Time to Tighten Shale Gas Impact Fee Reporting Requirements

Member Group : Allegheny Institute

 

The Pennsylvania Legislature should close a loophole in the law that allows government jurisdictions to skirt reporting how they use shale gas impact fee dollars by instituting more practical and stiffer penalties, concludes an analysis by the Allegheny Institute for Public Policy.

“Governments must be responsible for all actions, including accounting for where all revenues are spent,” says Elizabeth Miller, a research associate at the Pittsburgh think tank.

“Municipalities receiving Act 13 funds, regardless of the amount, are required to report the use and should do so,” she says (in Policy Brief Vol. 18, No. 43). “It’s not a municipal choice but an obligation.”

Act 13, adopted in February 2012, not only established the fee paid by those drilling in the commonwealth’s rich shale formations but also established how such dollars are allocated to local and state governments and the criteria for how that money can be spent.

Municipalities receiving impact fee income must submit annual reports to the state Public Utility Commission (PUC) detailing expenditures in 13 legislatively designated, and quite broad, categories. The most common expenditures have been to place the money in capital reserve funds and for public infrastructure/construction.

But there’s a threshold provision in Act 13’s mandate that allows many jurisdictions to thwart the legislation’s intent. Failure to report impact fee spending triggers a penalty clause that limits those jurisdictions to a maximum of $500,000 in annual future distributions.

But within the seven-county Pittsburgh Metropolitan Statistical Area (MSA), “a penalty has never been assessed because none of the municipalities failing to report ever received more than $500,000 a year from Act 13 fees and, presumably, never expect to get as much as $500,000,” Miller notes.

Between 2011 and 2016, municipalities in the Pittsburgh MSA received $104.6 million in impact fee dollars. But in Allegheny County, in 2012, nearly 74 percent of municipalities (95 out of 130) failed to report how they spent the money.

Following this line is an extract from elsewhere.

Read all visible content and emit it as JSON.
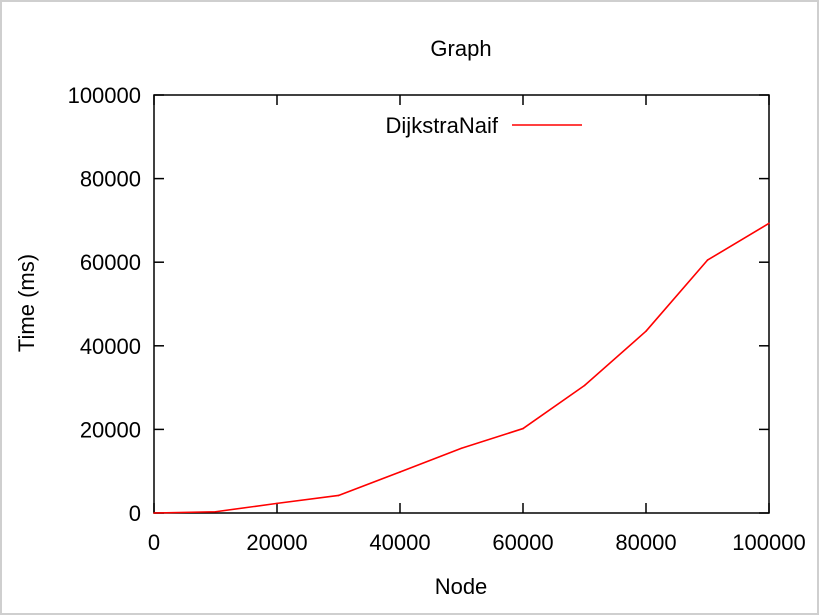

Forty-five municipalities (34.5 percent) failed to report their impact fee spending in 2016. The best year, thus far, was in 2015, when 31 municipalities (23.8 percent) did not file reports with the PUC.

Then there’s this: “(S)ince the impact fee was established, the City of Pittsburgh has disclosed the use of its shale dollars one time, in 2013,” Miller says. “Brentwood Borough, the City of McKeesport, Pleasant Hills Borough and Sewickley Borough have never reported how their impact fee money was used.”

Outside of Allegheny County, many municipalities had lower rates of non-reporting in 2016 – 17.7 percent in Armstrong County; 7.2 percent in Butler County; 20.9 percent in Fayette County and 7.6 percent in Washington County. Westmoreland County’s 2016 non-reporting municipal rate was 27.7 percent.

Indeed, Washington County received far more impact fee dollars than Allegheny County in the 2011-16 period, roughly $55.4 million to $2.8 million.

“Clearly, municipalities in Washington County have a substantial amount of fees to lose if they fail to comply with reporting and thus are more motivated to report fund usage than municipalities in Allegheny County,” Miller says.

However, municipal accountability should not be contingent on the dollar amount received but on the principle of financial accountability and transparency.

“The Legislature should revisit Act 13 and amend it to penalize municipalities that fail to report how impact fee revenues are used by withholding all future allocations regardless of (the) amount they would have received until they are in compliance by submitting reports for all past years when no reports were filed,” Miller says.

“Failure to correct this loophole leaves open too much opportunity for (impact fee) funds to be used as municipalities wish as opposed to the uses designated by law,” she concludes.

Colin McNickle is communications and marketing director at the Allegheny Institute for Public Policy ([email protected]).